Na época, o governo foi acusado de dirigismo por produtores, uma vez que as mudanças ampliavam o poder do secretário de Fomento na aprovação de projetos. Este ano, com a publicação da Instrução Normativa (IN) que oficializou o decreto, outras mudanças foram anunciadas, como reduções no teto dos projetos e nos cachês individuais de artistas.
Mesmo antes das alterações na lei, produtores e artistas já se queixavam da paralisia na aprovação de projetos que já haviam passado por áreas técnicas da Secretaria, alguns inclusive com parte do orçamento já captado. Processos que duravam no máximo 90 dias se arrastavam por meses, e muitos produtores encerraram o ano sem conseguir acessar os valores captados.
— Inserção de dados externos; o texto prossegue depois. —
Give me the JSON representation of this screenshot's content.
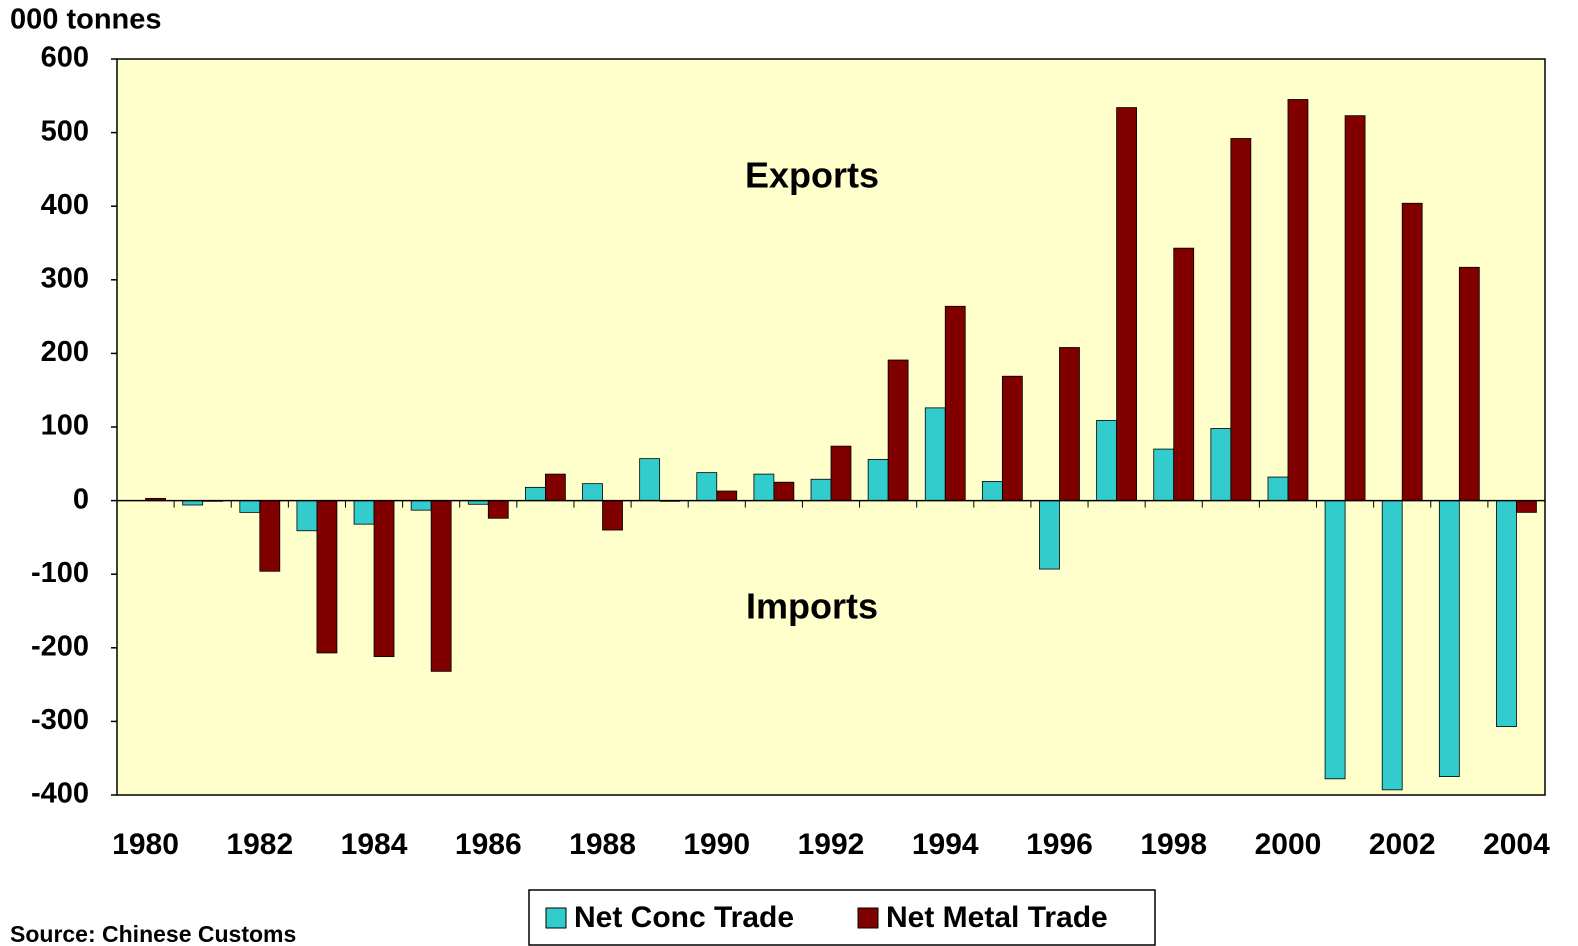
{
  "chart_data": {
    "type": "bar",
    "y_axis_label": "000 tonnes",
    "annotations": [
      "Exports",
      "Imports"
    ],
    "source": "Source: Chinese Customs",
    "categories": [
      "1980",
      null,
      "1982",
      null,
      "1984",
      null,
      "1986",
      null,
      "1988",
      null,
      "1990",
      null,
      "1992",
      null,
      "1994",
      null,
      "1996",
      null,
      "1998",
      null,
      "2000",
      null,
      "2002",
      null,
      "2004"
    ],
    "series": [
      {
        "name": "Net Conc Trade",
        "color": "#33cccc",
        "values": [
          0,
          -6,
          -16,
          -41,
          -32,
          -13,
          -5,
          18,
          23,
          57,
          38,
          36,
          29,
          56,
          126,
          26,
          -93,
          109,
          70,
          98,
          32,
          -378,
          -393,
          -375,
          -307
        ]
      },
      {
        "name": "Net Metal Trade",
        "color": "#800000",
        "values": [
          3,
          -1,
          -96,
          -207,
          -212,
          -232,
          -24,
          36,
          -40,
          -1,
          13,
          25,
          74,
          191,
          264,
          169,
          208,
          534,
          343,
          492,
          545,
          523,
          404,
          317,
          -16
        ]
      }
    ],
    "ylim": [
      -400,
      600
    ],
    "yticks": [
      -400,
      -300,
      -200,
      -100,
      0,
      100,
      200,
      300,
      400,
      500,
      600
    ],
    "plot_background": "#ffffcc"
  }
}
Tanto as mudanças na lei quanto os atrasos na aprovação dos projetos estão sendo analisados pelo Supremo Tribunal Federal (STF), a partir de uma ADPF (Arguição de Descumprimento de Preceito Fundamenta) apresentada à Corte pela OAB.
Censura e viagem a NY
Outros cavalos de batalha de Frias e Porciuncula foram ataques a projetos que destinam bilhões de reais diretamente ao setor, sem a anuência da Secretaria, aprovados recentemente por Câmara e Senado, como a permanência da Lei Aldir Blanc como uma política permanente e a criação da Lei Paulo Gustavo — tanto o compositor como o humorista foram homenageados após perderem a vida para a Covid-19. Em uma live com Eduardo Bolsonaro, Frias chegou a insinuar que a morte de Paulo Gustavo não teria sido causada pelo coronavírus.
Além dos embates diretos com produtores e artistas, incluindo situações caracterizadas como casos de censura em audiência realizada pela Comissão Interamericana de Direitos Humanos (CIDH), órgão independente da OEA (Organização dos Estados Americanos), Frias deixa a Cultura após duas acusações que quase encurtaram sua permanência na pasta.
Em setembro de 2021, Frias foi questionado por repassar R$ 2,9 milhões do Fundo Nacional de Cultura para o estado do Rio de Janeiro e o Distrito Federal implementarem o projeto Casinha Games, o que equivaleria a mais da metade verba executada pelo FNC em 2020 (R$ 4,74 milhões).
Outra turbulência enfrentada pelo secretário foi a descoberta, em fevereiro, de uma viagem a Nova York feita em dezembro de 2021, na qual Frias teria ido discutir a produção audiovisual com o lutador de jiu-jítsu brasileiro Renzo Gracie, ao custo de R$ 39 mil. A viagem causou mal-estar nos meios bolsonaristas, o que levou ao cancelamento da participação de Frias e Porciuncula na comitiva de Bolsonaro na visita a Moscou e Budapeste, no mesmo mês.